During the clinic, I discussed how to build the classic periodization style plan for the cycling year. Later in the spring (while winter was still raging), I came to the realization that I wasn’t even close to following the plan I had laid out for myself. Given my flexible time to ride and the possession of a “rain bike” (and willingness to use it), I knew that my athletes wouldn’t have much chance implementing the plans I had written for them. What good is a plan if it can’t be completed?

Normally our winters are mild enough for year-round cycling. Even so, there is enough variability that following an outdoor riding plan is challenging. This winter I'll be developing a HIT (High Intensity Training) program for people who realistically can ride between 4-6 hours per week (expandable with nice weather) with a maximum of four rides per week. The hard intervals that are part of a HIT plan can be done outdoors, but doing the workouts indoors makes a lot of sense.

A traditional volume based plan breaks down below ten hours a week. There simply is not enough training stimulus. At eight hours per week, a volume style plan can produce moderate fitness…and keep you there. In other works, the athlete plateaus and often gets frustrated with the lack of progress.

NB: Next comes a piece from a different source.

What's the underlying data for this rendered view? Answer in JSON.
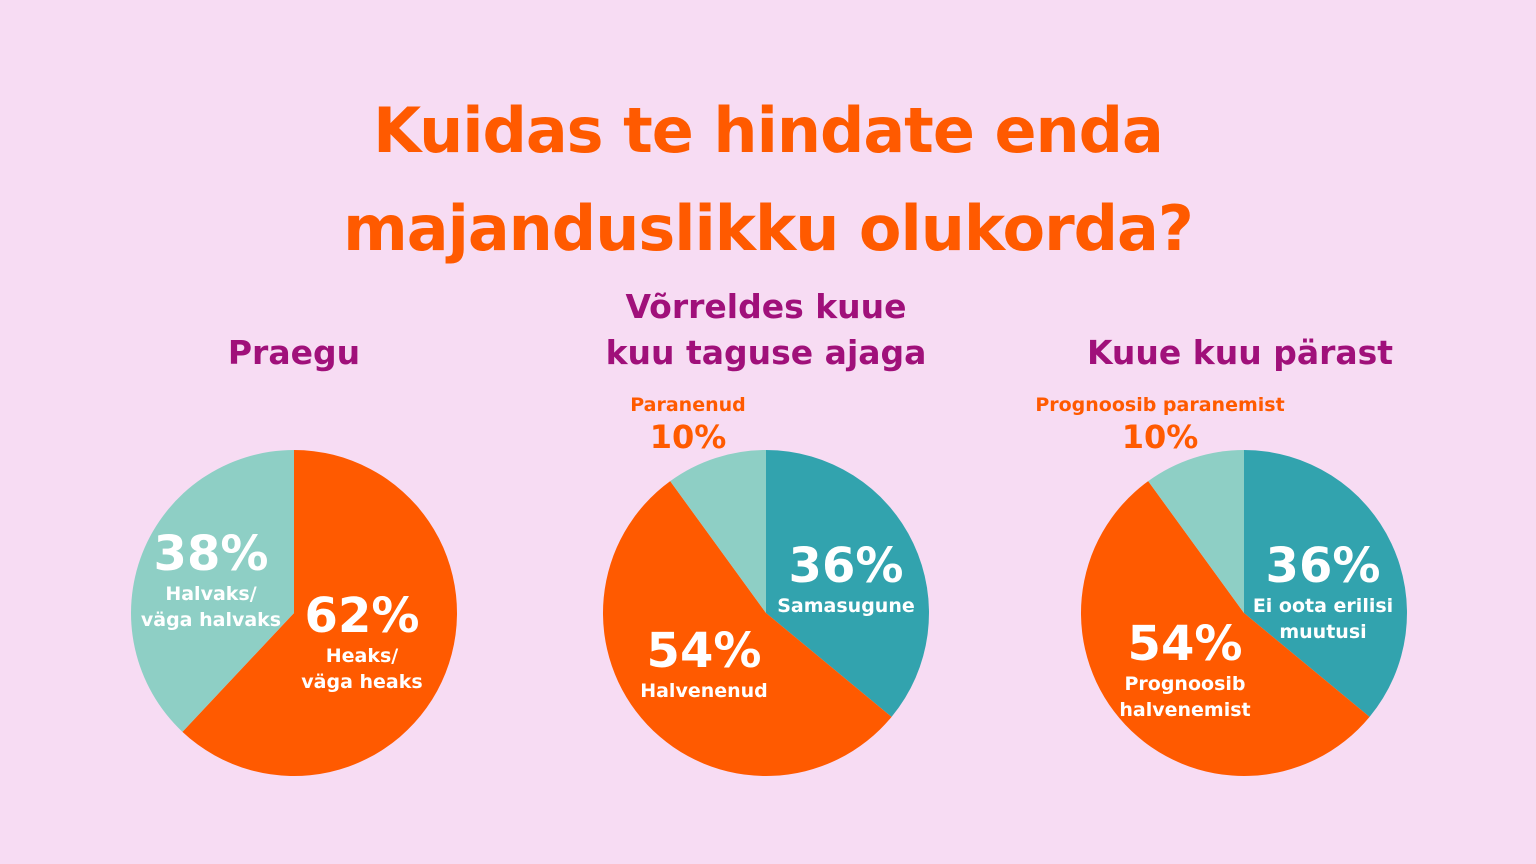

For people willing to tough it out through the winter weather for 10+ hours per week, I'll use a traditional periodization plan. Personally, I’m going with a HIT plan. Coming from someone who has spent a total of one hour on the trainer over the last three years, this commitment to indoor riding is quite a concession. I plan on doing a lot of hiking and snowshoeing over the winter, and spending less time on the road bike. I’m not sure how I’ll account for muddy MTB rides in my plan, but I’ll work around it.

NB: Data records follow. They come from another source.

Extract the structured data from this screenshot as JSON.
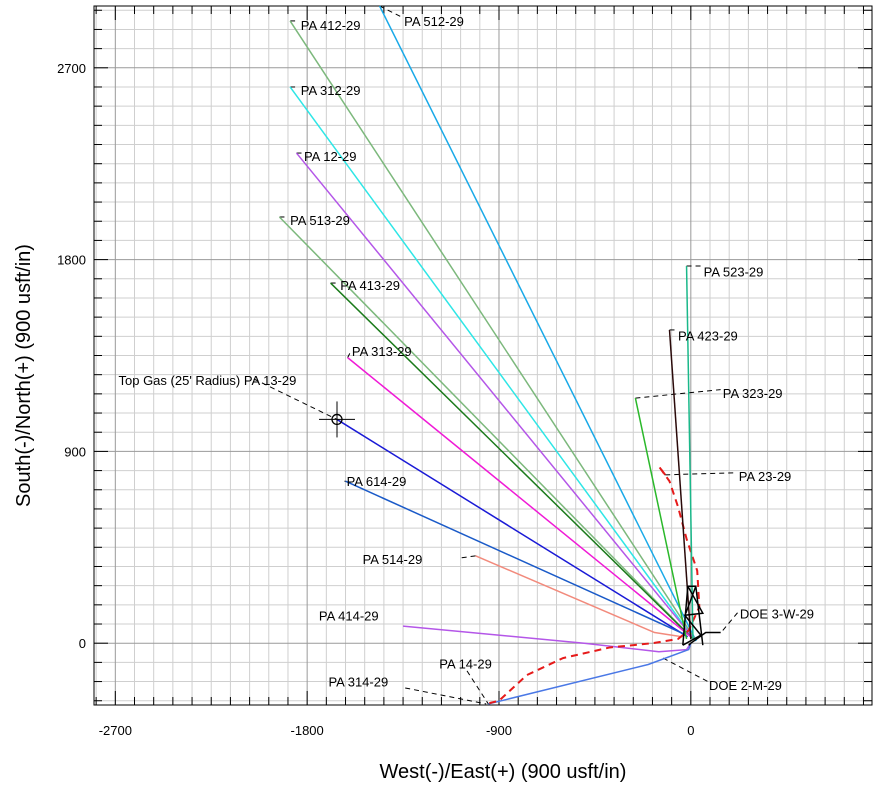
{
  "chart_data": {
    "type": "line",
    "title": "",
    "xlabel": "West(-)/East(+) (900 usft/in)",
    "ylabel": "South(-)/North(+) (900 usft/in)",
    "xlim": [
      -2800,
      850
    ],
    "ylim": [
      -290,
      2990
    ],
    "x_ticks": [
      -2700,
      -1800,
      -900,
      0
    ],
    "y_ticks": [
      0,
      900,
      1800,
      2700
    ],
    "grid": true,
    "minor_grid_step": 90,
    "legend": "none",
    "series": [
      {
        "name": "PA 512-29",
        "color": "#19a9e8",
        "width": 1.5,
        "points": [
          [
            25,
            10
          ],
          [
            -1460,
            2990
          ]
        ]
      },
      {
        "name": "PA 412-29",
        "color": "#7cb87c",
        "width": 1.5,
        "points": [
          [
            22,
            15
          ],
          [
            -1880,
            2920
          ]
        ]
      },
      {
        "name": "PA 312-29",
        "color": "#2ee6e6",
        "width": 1.5,
        "points": [
          [
            18,
            15
          ],
          [
            -1880,
            2610
          ]
        ]
      },
      {
        "name": "PA 12-29",
        "color": "#b456e8",
        "width": 1.5,
        "points": [
          [
            15,
            20
          ],
          [
            -1850,
            2300
          ]
        ]
      },
      {
        "name": "PA 513-29",
        "color": "#7cb87c",
        "width": 1.5,
        "points": [
          [
            10,
            20
          ],
          [
            -1930,
            2000
          ]
        ]
      },
      {
        "name": "PA 413-29",
        "color": "#1a7a1a",
        "width": 1.5,
        "points": [
          [
            5,
            25
          ],
          [
            -1690,
            1690
          ]
        ]
      },
      {
        "name": "PA 313-29",
        "color": "#f01ad6",
        "width": 1.5,
        "points": [
          [
            0,
            30
          ],
          [
            -1610,
            1340
          ]
        ]
      },
      {
        "name": "PA 13-29",
        "color": "#1a1ad6",
        "width": 1.5,
        "points": [
          [
            -15,
            30
          ],
          [
            -1660,
            1050
          ]
        ]
      },
      {
        "name": "PA 614-29",
        "color": "#1a5ac8",
        "width": 1.5,
        "points": [
          [
            -25,
            40
          ],
          [
            -1620,
            760
          ]
        ]
      },
      {
        "name": "PA 514-29",
        "color": "#f28a7c",
        "width": 1.5,
        "points": [
          [
            -40,
            30
          ],
          [
            -170,
            50
          ],
          [
            -1010,
            410
          ]
        ]
      },
      {
        "name": "PA 414-29",
        "color": "#b456e8",
        "width": 1.5,
        "points": [
          [
            0,
            0
          ],
          [
            -20,
            -30
          ],
          [
            -150,
            -40
          ],
          [
            -500,
            0
          ],
          [
            -1350,
            80
          ]
        ]
      },
      {
        "name": "PA 14-29",
        "color": "#4a78e6",
        "width": 1.5,
        "points": [
          [
            0,
            0
          ],
          [
            -10,
            -30
          ],
          [
            -200,
            -100
          ],
          [
            -950,
            -285
          ]
        ]
      },
      {
        "name": "PA 23-29",
        "color": "#e61a1a",
        "width": 2,
        "dash": "7,5",
        "points": [
          [
            -120,
            790
          ],
          [
            -150,
            830
          ],
          [
            -100,
            760
          ],
          [
            -60,
            640
          ],
          [
            -20,
            490
          ],
          [
            30,
            340
          ],
          [
            40,
            170
          ],
          [
            -10,
            60
          ],
          [
            -60,
            20
          ],
          [
            -180,
            0
          ],
          [
            -380,
            -20
          ],
          [
            -600,
            -70
          ],
          [
            -770,
            -150
          ],
          [
            -900,
            -270
          ],
          [
            -960,
            -285
          ]
        ]
      },
      {
        "name": "PA 323-29",
        "color": "#2ab82a",
        "width": 1.5,
        "points": [
          [
            -20,
            20
          ],
          [
            -260,
            1150
          ]
        ]
      },
      {
        "name": "PA 423-29",
        "color": "#2a0a0a",
        "width": 1.5,
        "points": [
          [
            0,
            20
          ],
          [
            -100,
            1470
          ]
        ]
      },
      {
        "name": "PA 523-29",
        "color": "#1ab88a",
        "width": 1.5,
        "points": [
          [
            10,
            20
          ],
          [
            -20,
            1770
          ]
        ]
      },
      {
        "name": "DOE 3-W-29",
        "color": "#000000",
        "width": 1.5,
        "points": [
          [
            0,
            0
          ],
          [
            70,
            50
          ],
          [
            140,
            50
          ]
        ]
      },
      {
        "name": "DOE 2-M-29",
        "color": "#000000",
        "width": 1.5,
        "points": [
          [
            0,
            0
          ],
          [
            -10,
            -10
          ]
        ]
      }
    ],
    "annotations": [
      {
        "text": "PA 512-29",
        "x": -1345,
        "y": 2920,
        "leader": [
          [
            -1460,
            2990
          ],
          [
            -1360,
            2940
          ]
        ]
      },
      {
        "text": "PA 412-29",
        "x": -1830,
        "y": 2900,
        "leader": [
          [
            -1880,
            2920
          ],
          [
            -1840,
            2920
          ]
        ]
      },
      {
        "text": "PA 312-29",
        "x": -1830,
        "y": 2595,
        "leader": [
          [
            -1880,
            2610
          ],
          [
            -1840,
            2610
          ]
        ]
      },
      {
        "text": "PA 12-29",
        "x": -1815,
        "y": 2285,
        "leader": [
          [
            -1850,
            2300
          ],
          [
            -1820,
            2300
          ]
        ]
      },
      {
        "text": "PA 513-29",
        "x": -1880,
        "y": 1985,
        "leader": [
          [
            -1930,
            2000
          ],
          [
            -1890,
            2000
          ]
        ]
      },
      {
        "text": "PA 413-29",
        "x": -1645,
        "y": 1680,
        "leader": [
          [
            -1690,
            1690
          ],
          [
            -1655,
            1690
          ]
        ]
      },
      {
        "text": "PA 313-29",
        "x": -1590,
        "y": 1370,
        "leader": [
          [
            -1610,
            1340
          ],
          [
            -1600,
            1360
          ]
        ]
      },
      {
        "text": "Top Gas (25' Radius) PA 13-29",
        "x": -2685,
        "y": 1235,
        "leader": [
          [
            -2050,
            1240
          ],
          [
            -1660,
            1050
          ]
        ]
      },
      {
        "text": "PA 614-29",
        "x": -1615,
        "y": 760,
        "leader": [
          [
            -1620,
            760
          ],
          [
            -1625,
            760
          ]
        ]
      },
      {
        "text": "PA 514-29",
        "x": -1540,
        "y": 395,
        "leader": [
          [
            -1010,
            410
          ],
          [
            -1080,
            400
          ]
        ]
      },
      {
        "text": "PA 414-29",
        "x": -1745,
        "y": 130,
        "leader": []
      },
      {
        "text": "PA 14-29",
        "x": -1180,
        "y": -95,
        "leader": [
          [
            -1050,
            -130
          ],
          [
            -950,
            -285
          ]
        ]
      },
      {
        "text": "PA 314-29",
        "x": -1700,
        "y": -180,
        "leader": [
          [
            -1340,
            -210
          ],
          [
            -960,
            -285
          ]
        ]
      },
      {
        "text": "PA 523-29",
        "x": 60,
        "y": 1745,
        "leader": [
          [
            -20,
            1770
          ],
          [
            50,
            1770
          ]
        ]
      },
      {
        "text": "PA 423-29",
        "x": -60,
        "y": 1445,
        "leader": [
          [
            -100,
            1470
          ],
          [
            -70,
            1470
          ]
        ]
      },
      {
        "text": "PA 323-29",
        "x": 150,
        "y": 1175,
        "leader": [
          [
            -260,
            1150
          ],
          [
            140,
            1190
          ]
        ]
      },
      {
        "text": "PA 23-29",
        "x": 225,
        "y": 785,
        "leader": [
          [
            -120,
            790
          ],
          [
            215,
            800
          ]
        ]
      },
      {
        "text": "DOE 3-W-29",
        "x": 230,
        "y": 140,
        "leader": [
          [
            150,
            60
          ],
          [
            225,
            150
          ]
        ]
      },
      {
        "text": "DOE 2-M-29",
        "x": 85,
        "y": -195,
        "leader": [
          [
            -130,
            -70
          ],
          [
            80,
            -180
          ]
        ]
      }
    ],
    "target_marker": {
      "x": -1660,
      "y": 1050
    }
  }
}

In case HIT is copyrighted, I could call it HAT (Hard Ass Training), FIT (Fervently Intense Training),FAT (Fairly Aggressive Training), WIT (Winter Intense Training), or WAT (Winning Attack Training). On second thought, I’ll use HIT and run the risk of copyright infringement.

There have been a lot of studies over the last several years that demonstrate how effective a HIT strategy can be. Will it work as well as a classic plan built around volume of 12+ hours a week? Well, no, I don’t expect it to, but I suppose if you had no idea as to what to do with those 12 hours HIT very well could be more effective. Depending on the athlete, the goal for a HIT plan could be to prepare for a spring cycling tour or big event, Cycle U Chelan Camp, or to ride strong on group rides. For information about the science of HIT, search the internet for “cycling high intensity training.”

I think the key when time or weather limits training time is to maximize the quality and value of the riding that can be accomplished. With plenty of time for recovery, I intend to make every minute on the bike count this winter. Come spring, I’ll be doing those longer rides that I used to grit my teeth through over the winter.

Hey, if we get a week of dry 65 degree weather in the middle of winter, I’ll throw HIT out the window…for a week. I’ll get back to HIT when the next tsunami of rain hits, and I bet I won’t have to wait long.